Espionagem

Fábrica de Espiões: Rússia usou o Brasil para criar agentes infiltrados

Investigação do The New York Times revela que o país utilizou o Brasil como plataforma de lançamento para seus agentes de inteligência de elite desde os anos 1980

 

Segundo matéria do jornal The New York Times, a Rússia transformou o Brasil em uma linha de montagem para seus agentes secretos de elite, desde o final da década de 1980, quando o país ainda era parte da União Soviética e os espiões atuavam na KGB.

No Brasil, os russos encontraram facilidade para falsificação de documentos e atuar em outros países como brasileiros. Aqui, eles abandonaram suas identidades russas e se “tornaram” brasileiros, abrindo negócios e construindo relacionamentos, o que tornava seus disfarces ainda mais reais.

À época, não era necessário apresentar nenhuma documentação que comprovasse o nascimento de uma criança brasileira, bastando somente que os pais da criança fossem ao cartório e fizessem a declaração. Então, havia uma fragilidade no sistema que facilitava a fraude.

Nos últimos três anos, agentes de contrainteligência têm caçado esses espiões de forma silenciosa e metódica. Através de um trabalho policial meticuloso, agentes descobriram um padrão que lhes permitiu identificar os espiões, um por um.

Em abril de 2022, logo após as tropas russas entrarem na Ucrânia, a CIA passou uma mensagem urgente à Polícia Federal. Os americanos relataram que um oficial disfarçado do serviço de inteligência militar da Rússia havia aparecido na Holanda para fazer um estágio no Tribunal Penal Internacional de Haia — justamente quando este começou a investigar crimes de guerra russos na Ucrânia. 

Este oficial era Sergey Cherkasov, que se instalou em território nacional em 2010,adotando o nome de Victor Ferreira. Sergey chegou a viajar para Amsterdã, mas foi enviado de volta para o Brasil e foi preso pela Polícia Federal. Atualmente, ele é o único espião russo preso no Brasil.
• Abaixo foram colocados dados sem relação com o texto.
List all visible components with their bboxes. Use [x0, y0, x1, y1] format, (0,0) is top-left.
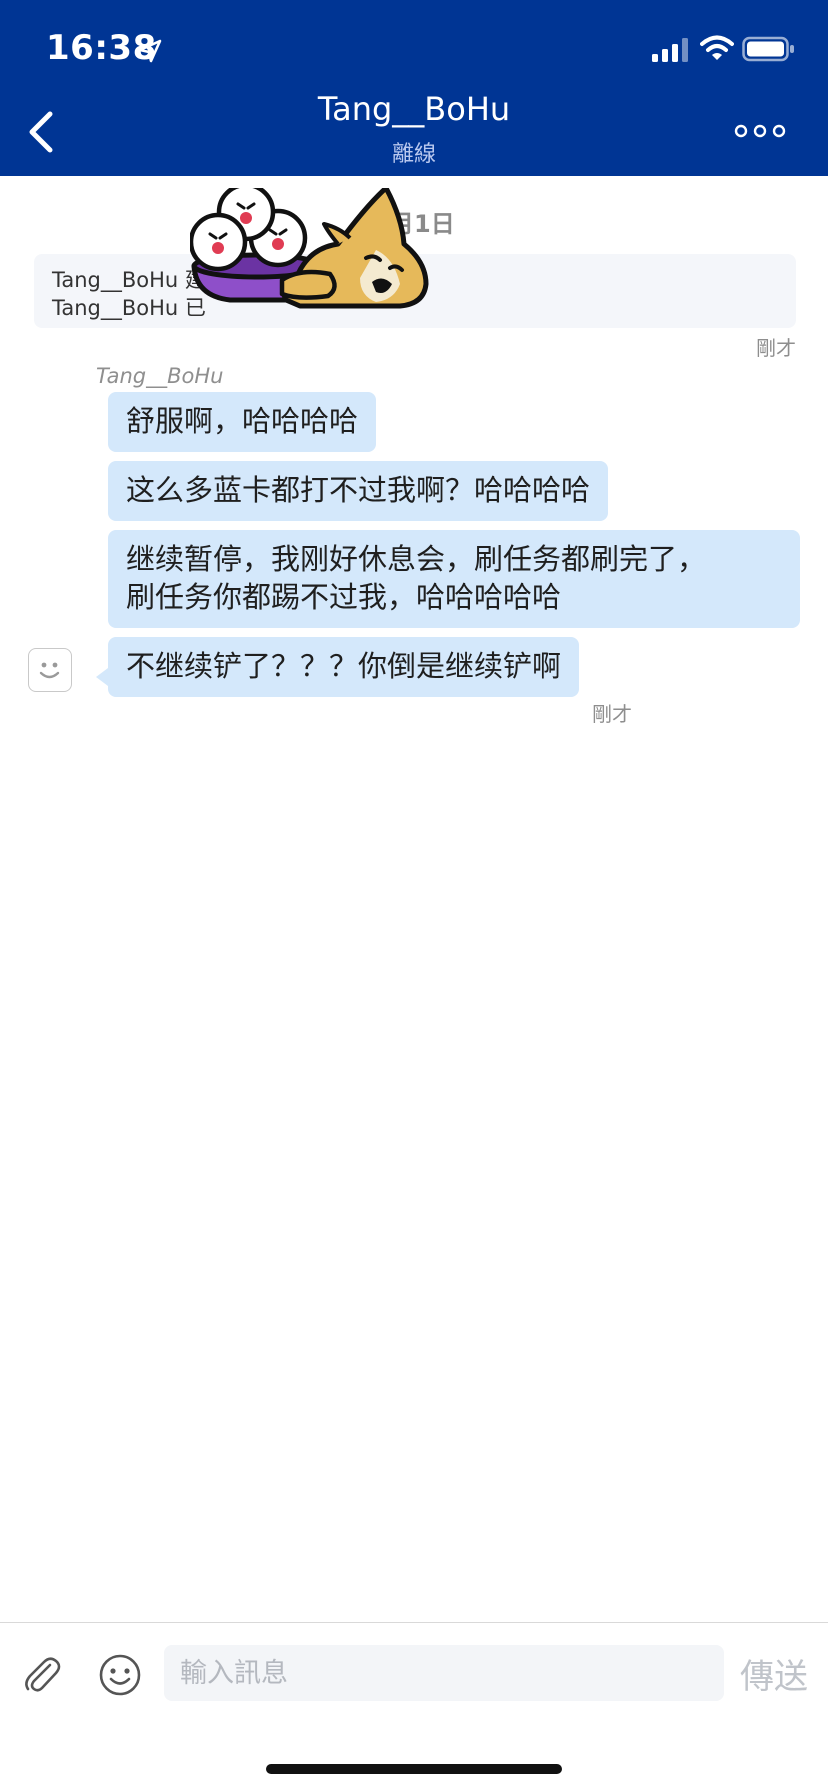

Em um vídeo exibido pela matéria do Fantástico ontem (25), uma testemunha revelou que diplomatas russos participaram ativamente da chamada “fábrica de espiões”. A testemunha contou que teve contato com quatro cônsules, em depoimento dado no ano passado para agentes do FBI e da ABIN. 

A testemunha, que foi dona de uma agência de turismo entre 1999 e 2013, contou ainda que prestou serviços para o consulado da Rússia no Rio de Janeiro. A pedido dos russos, a testemunha mandou dinheiro para Sergey Cherkasov, que na época estudava na Irlanda com passaporte brasileiro. Um desses valores foi de R$ 40 mil.
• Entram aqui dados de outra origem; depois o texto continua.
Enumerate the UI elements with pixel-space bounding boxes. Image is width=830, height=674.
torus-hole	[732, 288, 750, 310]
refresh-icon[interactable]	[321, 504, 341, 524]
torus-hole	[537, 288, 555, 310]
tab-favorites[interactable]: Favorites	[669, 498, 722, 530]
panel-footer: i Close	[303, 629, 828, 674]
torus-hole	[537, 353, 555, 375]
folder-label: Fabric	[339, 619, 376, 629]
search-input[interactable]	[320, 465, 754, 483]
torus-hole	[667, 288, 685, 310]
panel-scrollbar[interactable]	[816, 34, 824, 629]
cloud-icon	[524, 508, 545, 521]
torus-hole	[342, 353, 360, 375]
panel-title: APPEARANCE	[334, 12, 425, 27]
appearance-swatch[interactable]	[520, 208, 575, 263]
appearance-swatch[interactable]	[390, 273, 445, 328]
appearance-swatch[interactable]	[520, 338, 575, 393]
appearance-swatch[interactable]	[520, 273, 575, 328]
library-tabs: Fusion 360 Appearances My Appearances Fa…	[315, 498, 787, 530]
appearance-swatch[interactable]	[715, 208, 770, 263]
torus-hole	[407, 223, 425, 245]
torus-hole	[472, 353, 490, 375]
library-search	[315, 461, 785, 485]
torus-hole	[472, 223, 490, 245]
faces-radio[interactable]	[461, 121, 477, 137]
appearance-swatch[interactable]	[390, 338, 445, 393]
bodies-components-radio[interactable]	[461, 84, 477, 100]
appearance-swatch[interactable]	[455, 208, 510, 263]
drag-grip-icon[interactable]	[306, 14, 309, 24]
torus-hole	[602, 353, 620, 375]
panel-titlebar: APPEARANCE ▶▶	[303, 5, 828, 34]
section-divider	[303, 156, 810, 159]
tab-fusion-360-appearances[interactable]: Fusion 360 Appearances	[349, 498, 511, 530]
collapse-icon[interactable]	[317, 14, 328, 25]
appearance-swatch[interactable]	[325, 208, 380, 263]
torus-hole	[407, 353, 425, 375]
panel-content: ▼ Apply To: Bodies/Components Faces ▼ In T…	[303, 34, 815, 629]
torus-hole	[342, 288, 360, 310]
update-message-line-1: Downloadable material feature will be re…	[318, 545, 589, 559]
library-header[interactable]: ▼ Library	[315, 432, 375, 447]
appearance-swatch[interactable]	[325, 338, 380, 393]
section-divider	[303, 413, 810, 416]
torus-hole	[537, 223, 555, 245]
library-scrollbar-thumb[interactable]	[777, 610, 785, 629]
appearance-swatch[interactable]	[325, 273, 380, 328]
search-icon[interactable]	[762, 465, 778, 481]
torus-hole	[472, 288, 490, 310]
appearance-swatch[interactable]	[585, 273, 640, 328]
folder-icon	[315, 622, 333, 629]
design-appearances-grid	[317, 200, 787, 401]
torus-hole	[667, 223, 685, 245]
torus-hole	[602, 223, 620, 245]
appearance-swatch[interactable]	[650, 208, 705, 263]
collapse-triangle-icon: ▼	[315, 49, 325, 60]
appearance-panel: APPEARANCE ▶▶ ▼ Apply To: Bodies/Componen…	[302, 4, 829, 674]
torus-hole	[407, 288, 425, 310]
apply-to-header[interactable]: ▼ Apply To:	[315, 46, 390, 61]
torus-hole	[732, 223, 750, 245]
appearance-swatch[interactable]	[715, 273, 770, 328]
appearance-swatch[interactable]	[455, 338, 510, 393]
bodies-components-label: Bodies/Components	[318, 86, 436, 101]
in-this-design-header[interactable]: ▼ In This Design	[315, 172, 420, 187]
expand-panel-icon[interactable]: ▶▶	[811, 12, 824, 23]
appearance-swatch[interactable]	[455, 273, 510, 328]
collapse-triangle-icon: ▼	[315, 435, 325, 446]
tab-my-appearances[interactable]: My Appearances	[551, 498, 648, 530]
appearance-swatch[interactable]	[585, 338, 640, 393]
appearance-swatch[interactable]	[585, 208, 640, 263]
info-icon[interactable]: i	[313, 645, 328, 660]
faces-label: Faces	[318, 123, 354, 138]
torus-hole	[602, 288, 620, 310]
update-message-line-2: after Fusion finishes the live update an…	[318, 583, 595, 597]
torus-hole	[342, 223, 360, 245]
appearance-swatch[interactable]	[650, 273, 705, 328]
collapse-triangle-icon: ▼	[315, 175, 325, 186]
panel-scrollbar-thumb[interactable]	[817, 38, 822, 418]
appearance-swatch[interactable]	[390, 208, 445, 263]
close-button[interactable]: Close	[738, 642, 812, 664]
A partir do caso de Sergey, a operação russa no Brasil começou a ser desmantelada. Além de Sergey, agentes descobriram pelo menos mais oito policiais russos operando sob identidades brasileiras, de acordo com documentos e entrevistas. Seis nunca foram identificados publicamente até agora. A investigação já abrangeu pelo menos oito países, com informações vindas dos Estados Unidos, Israel, Holanda, Uruguai e outros serviços de segurança ocidentais.
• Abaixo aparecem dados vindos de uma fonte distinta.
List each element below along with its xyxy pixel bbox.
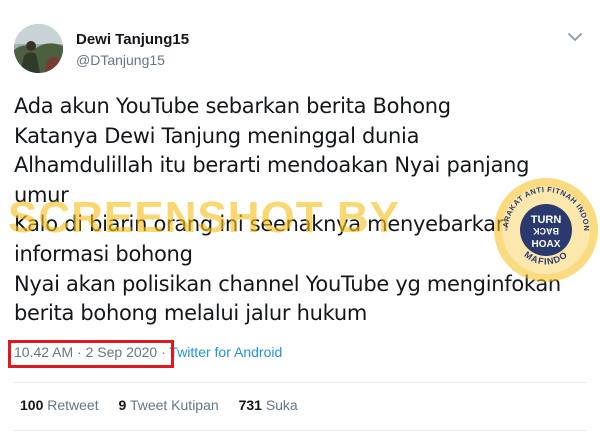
tweet-line: Nyai akan polisikan channel YouTube yg m…: [14, 271, 561, 296]
divider: [14, 430, 586, 431]
likes-label: Suka: [265, 397, 298, 413]
avatar-photo: [14, 24, 63, 73]
tweet-stats: 100 Retweet 9 Tweet Kutipan 731 Suka: [20, 397, 314, 413]
tweet-line: Alhamdulillah itu berarti mendoakan Nyai…: [14, 153, 530, 178]
retweets-stat[interactable]: 100 Retweet: [20, 397, 99, 413]
user-handle[interactable]: @DTanjung15: [76, 52, 165, 68]
quotes-count: 9: [118, 397, 127, 413]
tweet-line: Katanya Dewi Tanjung meninggal dunia: [14, 123, 420, 148]
tweet-line: Kalo di biarin orang ini seenaknya menye…: [14, 212, 509, 237]
tweet-line: Ada akun YouTube sebarkan berita Bohong: [14, 94, 451, 118]
timestamp-highlight-box: [8, 340, 174, 368]
tweet-line: informasi bohong: [14, 241, 193, 266]
tweet-source-link[interactable]: Twitter for Android: [169, 344, 282, 360]
retweets-label: Retweet: [47, 397, 99, 413]
display-name[interactable]: Dewi Tanjung15: [76, 31, 189, 48]
likes-count: 731: [238, 397, 262, 413]
tweet-line: umur: [14, 182, 69, 207]
divider: [14, 382, 586, 383]
quotes-stat[interactable]: 9 Tweet Kutipan: [119, 397, 219, 413]
tweet-card: Dewi Tanjung15 @DTanjung15 Ada akun YouT…: [0, 0, 600, 438]
quotes-label: Tweet Kutipan: [129, 397, 219, 413]
chevron-down-icon[interactable]: [566, 30, 584, 44]
tweet-text: Ada akun YouTube sebarkan berita Bohong …: [14, 92, 574, 329]
likes-stat[interactable]: 731 Suka: [239, 397, 298, 413]
retweets-count: 100: [20, 397, 44, 413]
tweet-line: berita bohong melalui jalur hukum: [14, 301, 368, 326]
avatar[interactable]: [14, 24, 63, 73]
Ainda segundo a reportagem do The New York Times, mais alguns nomes foram identificados. Artem Shmyrev, sob a identidade de Gerhard Daniel Campos Wittich, era dono de uma empresa de impressão 3D no Rio. Ele fugiu do país há três anos. Outro agente, que dizia ser joalheiro e usava o nome de Eric Lopes, seria na verdade Aleksandr Andreyevich Utekhin. Quando a PF chegou em uma loja dele em São Paulo há dois anos, ele já havia desaparecido.

Um casal de russos que usava os nomes Manuel Francisco e Adriana Carolina Pereira morou no Brasil até 2018. Manuel Francisco é na verdade Vladimir Danilov e Adriana se chama Yekaterina Danilova. Os dois se mudaram para Portugal antes de a polícia chegar até eles. Os dois também estão desaparecidos. 

Uma russa que usava o nome Maria Luisa Dominguez Cardozo teve como último destino conhecido a Namíbia. Ela tinha documentos brasileiros. O nome dela ainda não foi revelado pelas autoridades. Outros três agentes russos, cujos nomes brasileiros não foram revelados, deixaram o país rumo ao Uruguai. As embaixadas da Rússia e dos Estados Unidos e a Polícia Federal não comentaram o caso.